Rule-based, descriptive analysis only. Derived from peer percentile dimensions. Not investment advice. Peer groups are determined algorithmically based on structural similarity — not by sector classification alone.
AssetNext scores reflect each company's structural position within its functional peer group — not a ranking against all stocks simultaneously. Peers are identified by similarity across eight financial dimensions, including revenue growth trajectory, margin structure, capital intensity, and earnings stability. A score of 75 means the company ranks in the top quartile within its own peer group, not the entire market.

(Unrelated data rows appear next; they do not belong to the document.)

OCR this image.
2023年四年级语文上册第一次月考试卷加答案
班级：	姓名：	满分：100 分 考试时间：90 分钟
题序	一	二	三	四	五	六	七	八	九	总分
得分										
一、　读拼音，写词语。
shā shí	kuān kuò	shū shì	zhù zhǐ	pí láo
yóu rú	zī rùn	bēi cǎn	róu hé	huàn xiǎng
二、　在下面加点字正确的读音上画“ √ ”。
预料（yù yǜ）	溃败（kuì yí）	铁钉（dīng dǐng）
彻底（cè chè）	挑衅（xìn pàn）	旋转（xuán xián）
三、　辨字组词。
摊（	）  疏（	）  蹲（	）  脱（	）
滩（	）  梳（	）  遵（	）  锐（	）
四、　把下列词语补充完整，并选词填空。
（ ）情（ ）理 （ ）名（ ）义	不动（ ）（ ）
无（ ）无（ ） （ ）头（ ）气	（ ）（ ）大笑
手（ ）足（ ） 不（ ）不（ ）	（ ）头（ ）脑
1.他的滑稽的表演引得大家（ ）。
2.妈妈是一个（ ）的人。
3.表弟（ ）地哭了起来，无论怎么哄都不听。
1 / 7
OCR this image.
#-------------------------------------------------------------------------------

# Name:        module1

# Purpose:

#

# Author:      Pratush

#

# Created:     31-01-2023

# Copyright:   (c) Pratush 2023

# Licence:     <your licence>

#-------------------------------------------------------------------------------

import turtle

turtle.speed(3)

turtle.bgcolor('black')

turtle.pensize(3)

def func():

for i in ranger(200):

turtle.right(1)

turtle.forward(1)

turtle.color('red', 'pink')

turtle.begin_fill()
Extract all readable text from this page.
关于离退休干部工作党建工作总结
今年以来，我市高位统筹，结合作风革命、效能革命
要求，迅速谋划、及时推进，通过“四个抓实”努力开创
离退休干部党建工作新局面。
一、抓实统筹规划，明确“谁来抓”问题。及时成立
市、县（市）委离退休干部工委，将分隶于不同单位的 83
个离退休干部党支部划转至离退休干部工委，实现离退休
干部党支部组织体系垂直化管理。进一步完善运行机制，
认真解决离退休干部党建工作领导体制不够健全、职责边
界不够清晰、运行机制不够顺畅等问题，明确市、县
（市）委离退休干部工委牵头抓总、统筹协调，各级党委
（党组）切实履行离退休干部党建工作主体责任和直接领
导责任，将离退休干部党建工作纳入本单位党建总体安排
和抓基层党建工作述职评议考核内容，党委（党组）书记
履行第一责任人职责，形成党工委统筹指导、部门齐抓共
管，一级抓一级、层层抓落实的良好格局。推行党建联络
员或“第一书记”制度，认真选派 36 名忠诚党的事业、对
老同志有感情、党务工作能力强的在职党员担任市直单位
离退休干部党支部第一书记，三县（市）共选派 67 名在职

Four dimension scores drive the overall peer score: Growth (revenue trajectory and expansion dynamics), Quality (margin structure and capital efficiency), Valuation (peer-relative pricing on standard multiples), and Stability (earnings consistency and financial predictability). Each dimension is scored 0–100 relative to the peer group, then combined into an overall peer score using equal weighting.
Because scores are peer-relative, the same company can have slightly different scores in different index universes. On comparison pages, both companies are shown within their shared peer universe wherever possible — so the scores are directly comparable. The peer basis is stated on each score card.
Scores are recalculated periodically as underlying financial data is updated. All analysis is descriptive and rule-based — AssetNext describes structural realities and never issues buy, sell or hold recommendations.